Mortgages that are reviewed at one year fall to 50%, according to the Bank of Spain
The Bank of Spain has noticed the changes that have occurred in the way in which the Spanish finance the purchase of a home, since although mortgages were traditionally built at a variable rate, fixed rates have begun to grow.
The Bank of Spain has noted the changes that have occurred in the way in which the Spanish finance the purchase of a home
The Bank of Spain has noticed the changes that have occurred in the way in which the Spanish finance the purchase of a home, since although mortgages were traditionally built at a variable rate, fixed rates have begun to grow.
And is that mortgage loans that have a section of review of interest rates up to a year have gone from representing between 80% and 90% in 2010, to just 50% today.
This is evidenced by the Bank of Spain in the study published today "Recent changes in the terms of review of the interest rates of new housing loan transactions," in which he emphasizes that Spain is located, within The Economic and Monetary Union (EMU), in the group of countries where the importance of variable rate financing is higher.
However, since the beginning of 2010, it has been observed in Spain "a loss of weight of new loans, in which the cost is revised before one year," he added.

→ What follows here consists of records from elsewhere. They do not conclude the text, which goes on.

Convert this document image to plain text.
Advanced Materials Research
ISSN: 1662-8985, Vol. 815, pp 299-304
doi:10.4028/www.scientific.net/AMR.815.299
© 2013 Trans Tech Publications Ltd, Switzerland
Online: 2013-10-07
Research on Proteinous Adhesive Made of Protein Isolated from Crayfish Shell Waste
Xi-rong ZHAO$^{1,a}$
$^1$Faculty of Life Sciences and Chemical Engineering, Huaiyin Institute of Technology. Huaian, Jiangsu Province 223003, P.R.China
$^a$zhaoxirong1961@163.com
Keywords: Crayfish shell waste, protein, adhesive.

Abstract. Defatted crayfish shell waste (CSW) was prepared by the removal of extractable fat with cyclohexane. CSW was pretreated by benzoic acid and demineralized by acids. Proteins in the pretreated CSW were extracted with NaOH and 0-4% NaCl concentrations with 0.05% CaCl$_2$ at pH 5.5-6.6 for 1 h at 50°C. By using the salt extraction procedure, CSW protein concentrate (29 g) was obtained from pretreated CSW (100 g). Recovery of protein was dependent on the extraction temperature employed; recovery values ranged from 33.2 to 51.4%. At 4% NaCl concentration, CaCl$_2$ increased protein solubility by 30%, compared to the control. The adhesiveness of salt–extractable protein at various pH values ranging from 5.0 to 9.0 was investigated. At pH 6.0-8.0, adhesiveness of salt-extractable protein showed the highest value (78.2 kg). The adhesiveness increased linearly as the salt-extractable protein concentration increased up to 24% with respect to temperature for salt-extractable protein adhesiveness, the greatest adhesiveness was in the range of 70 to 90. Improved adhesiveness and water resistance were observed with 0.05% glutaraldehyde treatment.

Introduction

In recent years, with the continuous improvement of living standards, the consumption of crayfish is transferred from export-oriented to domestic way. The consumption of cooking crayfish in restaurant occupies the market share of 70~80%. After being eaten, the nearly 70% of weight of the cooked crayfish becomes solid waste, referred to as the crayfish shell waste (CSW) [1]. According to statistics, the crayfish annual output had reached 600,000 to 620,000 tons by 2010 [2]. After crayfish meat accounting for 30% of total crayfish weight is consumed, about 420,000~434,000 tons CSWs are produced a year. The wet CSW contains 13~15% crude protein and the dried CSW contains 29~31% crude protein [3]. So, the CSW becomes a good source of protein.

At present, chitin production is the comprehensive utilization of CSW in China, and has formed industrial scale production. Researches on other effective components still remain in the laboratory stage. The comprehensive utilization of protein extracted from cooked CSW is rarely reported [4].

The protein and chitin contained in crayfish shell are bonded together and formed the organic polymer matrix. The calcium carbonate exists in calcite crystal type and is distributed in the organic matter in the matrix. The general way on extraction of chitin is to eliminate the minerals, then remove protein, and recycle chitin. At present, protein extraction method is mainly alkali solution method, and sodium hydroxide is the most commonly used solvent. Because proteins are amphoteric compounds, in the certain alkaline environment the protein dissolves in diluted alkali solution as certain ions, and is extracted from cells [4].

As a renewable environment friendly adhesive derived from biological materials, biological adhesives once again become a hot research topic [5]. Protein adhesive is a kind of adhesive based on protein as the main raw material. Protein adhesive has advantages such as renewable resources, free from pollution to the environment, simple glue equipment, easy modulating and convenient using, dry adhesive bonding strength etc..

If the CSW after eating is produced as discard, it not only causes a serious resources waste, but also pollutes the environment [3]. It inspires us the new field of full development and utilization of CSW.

In this sense, the Bank of Spain asserts that in the first stage, until the middle of 2015, there was an increase in the proportion of loans with initial periods of fixing the interest rate between one and five years, but later " Has begun to grow the segment of more than five years, which includes fixed rate contracts. "
The agency has explained that this change in mortgages has been accompanied by a reduction in the differential between the interest rate applied to loans at fixed and variable rates (conditions are renewed in less than a year), "which has been able to encourage The demand of the borrowers of the first modality ".
Lastly, the body headed by Luis Maria Linde has indicated that the "more relevant, longer-term" implication of the change in the structure of the mortgage market is that household financing costs become less sensitive to movements in Interest rates, thereby limiting the scope of the impacts associated with monetary policy decisions.